I agree with elevmike. One other thing that I've run into is that seldom do all parts (pumps, motors, valves) behave the same. Two identical pumps sitting adjacent to each other pumping the same fluid, will fail at different rates. They should not, but they will. This is due to alignment, piping, temperature or even subtle manufacturing differences.

I'd first decide how many pumps had to be on-line at max load. Then decide how many pumps I'd be comfortable having out of service. Use that number to decide how many pumps per group, and then cycle in groups, allowing time for maintenance at whatever rate is needed. A group may prove to have too many pumps due to load variance.
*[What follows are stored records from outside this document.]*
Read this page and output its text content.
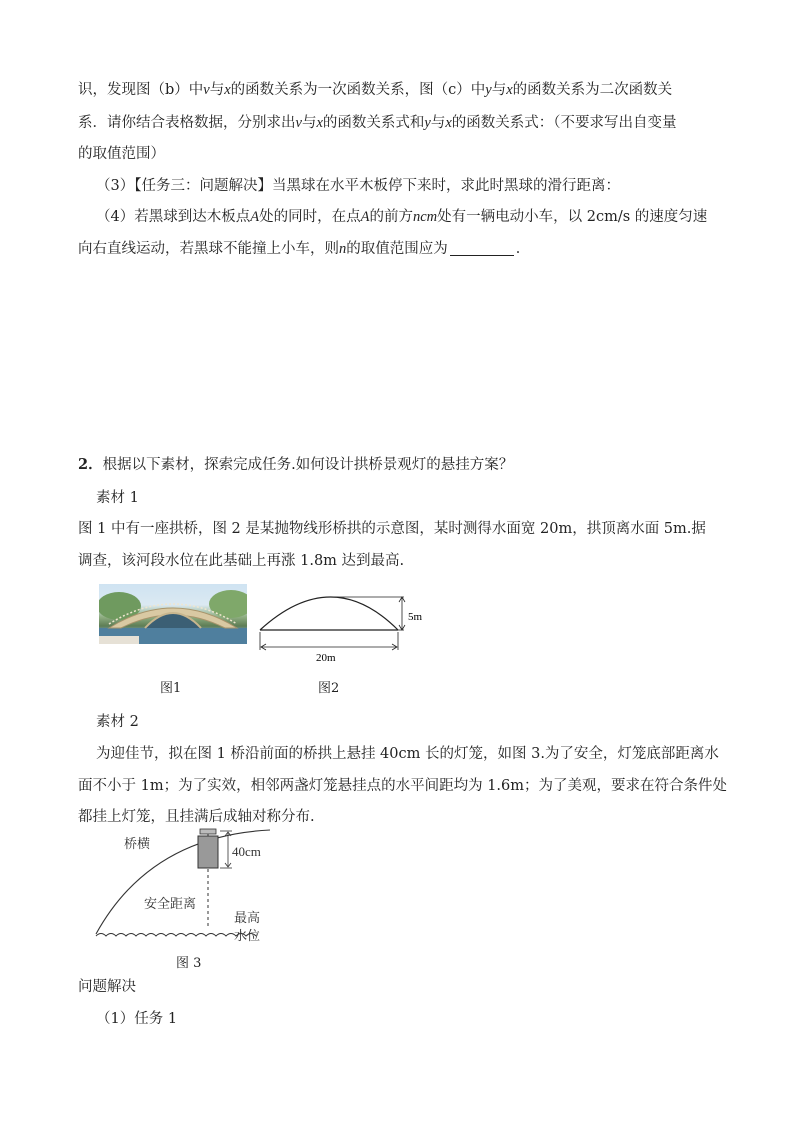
识，发现图（b）中v与x的函数关系为一次函数关系，图（c）中y与x的函数关系为二次函数关
系．请你结合表格数据，分别求出v与x的函数关系式和y与x的函数关系式：（不要求写出自变量
的取值范围）
（3）【任务三：问题解决】当黑球在水平木板停下来时，求此时黑球的滑行距离：
（4）若黑球到达木板点A处的同时，在点A的前方ncm处有一辆电动小车，以 2cm/s 的速度匀速
向右直线运动，若黑球不能撞上小车，则n的取值范围应为	．
2．根据以下素材，探索完成任务.如何设计拱桥景观灯的悬挂方案？
素材 1
图 1 中有一座拱桥，图 2 是某抛物线形桥拱的示意图，某时测得水面宽 20m，拱顶离水面 5m.据
调查，该河段水位在此基础上再涨 1.8m 达到最高.
5m
20m
图1	图2
素材 2
为迎佳节，拟在图 1 桥沿前面的桥拱上悬挂 40cm 长的灯笼，如图 3.为了安全，灯笼底部距离水
面不小于 1m；为了实效，相邻两盏灯笼悬挂点的水平间距均为 1.6m；为了美观，要求在符合条件处
都挂上灯笼，且挂满后成轴对称分布.
桥横	40cm
安全距离
最高
水位
图 3
问题解决
（1）任务 1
If that is the case, then the only choice is to reduce the size of the group, but keep the maintenance schedule in tact.



One other option is to keep a newly rebuilt pump off line until another is taken out of service, or fails. Then replace it with another "standby" pump. If pumps 1 and 2 were on standby, and pump 6 failed, start up pump 1. Rebuild pump 6 test it and then place it in standby. This worked well for a large hydraulic system with a single reservoir, and twelve pumps. We always kept two rebuilt/tested pumps on standby. This ensured that we could afford to loose two pumps at any given second. I don't remember loosing two pumps at the same time.



Just remember that if a coupling fails, the PLC won't know that anything is wrong with that particular pump.